Example − If you reconfigure Oracle Business Intelligence to apply OID, you may view customers and corporations in Oracle WebLogic Server Administration Console but you need to control them in OID Console.
Once authentication is completed, the subsequent step in safety is to ensure that the consumer can do and see what they may be legal to do. Authorization for Oracle Business Intelligence 11g is controlled by means of a protection policy in terms of Applications Roles.
Security is typically defined in phrases of Application roles that are assigned to listing server users and companies. Example: the default Application roles are BIAdministrator, BIConsumer, and BIAuthor.

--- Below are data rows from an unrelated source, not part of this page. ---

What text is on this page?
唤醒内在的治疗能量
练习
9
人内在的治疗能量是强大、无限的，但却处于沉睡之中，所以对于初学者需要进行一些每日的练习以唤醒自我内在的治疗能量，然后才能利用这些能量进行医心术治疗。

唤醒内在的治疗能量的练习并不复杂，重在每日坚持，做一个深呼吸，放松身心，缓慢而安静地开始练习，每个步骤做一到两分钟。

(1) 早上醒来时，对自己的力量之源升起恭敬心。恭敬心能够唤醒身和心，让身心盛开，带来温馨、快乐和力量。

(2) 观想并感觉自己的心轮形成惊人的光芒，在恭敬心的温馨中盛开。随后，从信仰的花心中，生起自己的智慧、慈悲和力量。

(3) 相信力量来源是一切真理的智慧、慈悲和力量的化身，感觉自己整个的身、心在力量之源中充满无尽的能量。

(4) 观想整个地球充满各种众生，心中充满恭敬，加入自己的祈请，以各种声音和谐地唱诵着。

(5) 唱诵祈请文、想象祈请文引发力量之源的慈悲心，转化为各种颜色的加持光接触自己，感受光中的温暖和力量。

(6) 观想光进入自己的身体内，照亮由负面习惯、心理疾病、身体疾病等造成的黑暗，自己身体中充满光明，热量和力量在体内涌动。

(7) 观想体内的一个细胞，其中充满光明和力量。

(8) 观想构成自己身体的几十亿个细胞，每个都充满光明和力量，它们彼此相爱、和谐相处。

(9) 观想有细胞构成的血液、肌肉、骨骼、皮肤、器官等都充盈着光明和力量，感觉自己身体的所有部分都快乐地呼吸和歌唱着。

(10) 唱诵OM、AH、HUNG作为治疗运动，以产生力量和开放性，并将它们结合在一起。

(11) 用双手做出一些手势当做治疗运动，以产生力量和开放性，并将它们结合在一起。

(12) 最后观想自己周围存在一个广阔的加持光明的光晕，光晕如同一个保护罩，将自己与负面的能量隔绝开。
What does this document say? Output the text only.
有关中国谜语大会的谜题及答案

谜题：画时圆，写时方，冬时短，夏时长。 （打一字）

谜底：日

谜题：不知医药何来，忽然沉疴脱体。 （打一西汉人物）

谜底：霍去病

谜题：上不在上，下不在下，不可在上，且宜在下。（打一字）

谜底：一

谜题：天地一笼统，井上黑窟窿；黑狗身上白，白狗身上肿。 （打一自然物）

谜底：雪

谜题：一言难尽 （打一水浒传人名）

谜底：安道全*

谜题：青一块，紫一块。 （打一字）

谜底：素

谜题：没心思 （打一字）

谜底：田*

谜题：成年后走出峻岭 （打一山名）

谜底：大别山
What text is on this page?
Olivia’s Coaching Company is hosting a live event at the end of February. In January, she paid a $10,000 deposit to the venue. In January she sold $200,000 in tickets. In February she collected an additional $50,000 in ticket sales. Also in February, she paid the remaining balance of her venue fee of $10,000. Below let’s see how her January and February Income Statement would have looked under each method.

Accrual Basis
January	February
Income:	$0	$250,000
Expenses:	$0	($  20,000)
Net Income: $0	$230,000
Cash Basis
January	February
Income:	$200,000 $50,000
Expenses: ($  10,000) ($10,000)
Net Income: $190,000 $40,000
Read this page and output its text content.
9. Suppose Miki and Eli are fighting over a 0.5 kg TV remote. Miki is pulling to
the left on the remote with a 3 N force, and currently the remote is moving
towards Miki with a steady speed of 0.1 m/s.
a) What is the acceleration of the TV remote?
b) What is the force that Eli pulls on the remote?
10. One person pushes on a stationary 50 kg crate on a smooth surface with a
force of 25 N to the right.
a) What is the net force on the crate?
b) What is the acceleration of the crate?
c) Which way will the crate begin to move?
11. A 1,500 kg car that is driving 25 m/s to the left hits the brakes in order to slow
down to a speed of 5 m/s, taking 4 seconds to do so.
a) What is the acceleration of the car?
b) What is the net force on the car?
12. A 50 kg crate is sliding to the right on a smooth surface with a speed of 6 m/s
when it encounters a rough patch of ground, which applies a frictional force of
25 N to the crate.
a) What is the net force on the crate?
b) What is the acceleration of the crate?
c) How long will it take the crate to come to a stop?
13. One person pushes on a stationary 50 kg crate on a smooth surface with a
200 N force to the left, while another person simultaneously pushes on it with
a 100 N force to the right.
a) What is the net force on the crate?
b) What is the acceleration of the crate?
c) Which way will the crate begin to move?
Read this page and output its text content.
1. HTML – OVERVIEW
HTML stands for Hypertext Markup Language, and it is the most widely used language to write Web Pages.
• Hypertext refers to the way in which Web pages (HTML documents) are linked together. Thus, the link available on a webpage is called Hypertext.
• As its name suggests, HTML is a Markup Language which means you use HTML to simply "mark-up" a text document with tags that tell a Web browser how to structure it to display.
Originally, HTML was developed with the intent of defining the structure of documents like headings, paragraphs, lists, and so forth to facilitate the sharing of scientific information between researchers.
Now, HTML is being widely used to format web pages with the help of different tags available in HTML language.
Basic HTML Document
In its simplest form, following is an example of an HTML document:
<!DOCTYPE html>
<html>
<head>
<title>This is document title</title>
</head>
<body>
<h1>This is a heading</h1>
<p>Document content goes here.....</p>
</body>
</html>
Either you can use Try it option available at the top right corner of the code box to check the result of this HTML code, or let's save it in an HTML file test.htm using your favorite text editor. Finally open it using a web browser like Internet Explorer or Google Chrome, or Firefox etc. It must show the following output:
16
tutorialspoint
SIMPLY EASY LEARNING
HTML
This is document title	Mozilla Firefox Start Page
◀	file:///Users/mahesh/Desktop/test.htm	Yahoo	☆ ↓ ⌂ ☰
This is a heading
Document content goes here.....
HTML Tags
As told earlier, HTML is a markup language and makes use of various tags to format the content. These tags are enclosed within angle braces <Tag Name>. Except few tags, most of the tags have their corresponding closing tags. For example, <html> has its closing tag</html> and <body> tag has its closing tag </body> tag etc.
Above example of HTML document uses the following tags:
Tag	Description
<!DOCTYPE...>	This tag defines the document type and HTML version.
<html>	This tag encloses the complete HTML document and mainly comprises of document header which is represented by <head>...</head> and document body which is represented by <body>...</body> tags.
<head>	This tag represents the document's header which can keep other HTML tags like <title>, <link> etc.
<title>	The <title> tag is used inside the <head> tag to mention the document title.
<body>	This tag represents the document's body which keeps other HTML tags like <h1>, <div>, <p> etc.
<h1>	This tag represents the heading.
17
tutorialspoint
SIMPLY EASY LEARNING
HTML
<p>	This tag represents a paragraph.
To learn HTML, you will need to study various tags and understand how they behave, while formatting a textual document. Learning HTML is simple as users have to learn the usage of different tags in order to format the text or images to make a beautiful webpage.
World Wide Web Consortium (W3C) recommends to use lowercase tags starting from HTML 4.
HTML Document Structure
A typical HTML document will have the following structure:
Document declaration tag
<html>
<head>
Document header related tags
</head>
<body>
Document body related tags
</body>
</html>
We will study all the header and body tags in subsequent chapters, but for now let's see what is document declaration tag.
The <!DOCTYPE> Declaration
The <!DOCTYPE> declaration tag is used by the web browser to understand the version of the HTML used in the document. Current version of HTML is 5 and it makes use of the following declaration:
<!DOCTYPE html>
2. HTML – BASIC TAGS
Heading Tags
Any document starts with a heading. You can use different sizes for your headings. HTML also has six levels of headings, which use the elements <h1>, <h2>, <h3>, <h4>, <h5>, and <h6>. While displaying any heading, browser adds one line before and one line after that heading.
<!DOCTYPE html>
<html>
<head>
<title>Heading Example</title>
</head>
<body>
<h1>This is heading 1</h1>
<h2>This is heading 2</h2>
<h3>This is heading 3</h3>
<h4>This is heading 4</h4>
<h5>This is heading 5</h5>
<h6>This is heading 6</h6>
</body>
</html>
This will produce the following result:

Application roles are defined as practical function assigned to a consumer, which offers that consumer the privileges required to carry out that role. Example: Marketing Analyst Application position would possibly provide a consumer get entry to to view, edit and create reviews on a enterprise's advertising pipeline.
This conversation among Application roles and listing server users and groups allows the administrator to outline the Application roles and regulations without growing additional customers or groups in LDAP server. Application roles allows commercial enterprise intelligence system to be without problems moved between improvement, take a look at and production environments.
This doesn’t require any change in security policy and all that is required is to assign the Application roles to the customers and organizations to be had in the goal environment.
The institution named 'BIConsumers' contains user1, user2, and user3. Users inside the organization 'BIConsumers' are assigned the Application role 'BIConsumer', which allows the users to view reviews.
The group named 'BIAuthors' contains user4 and user5. Users within the organization 'BIAuthors' are assigned the Application function 'BIAuthor', which enables the customers to create reviews.
The group named 'BIAdministrators' contains user6 and user7, user 8. Users in the institution 'BIAdministrators' are assigned the Application role 'BIAdministrator', which enables the users to control repositories.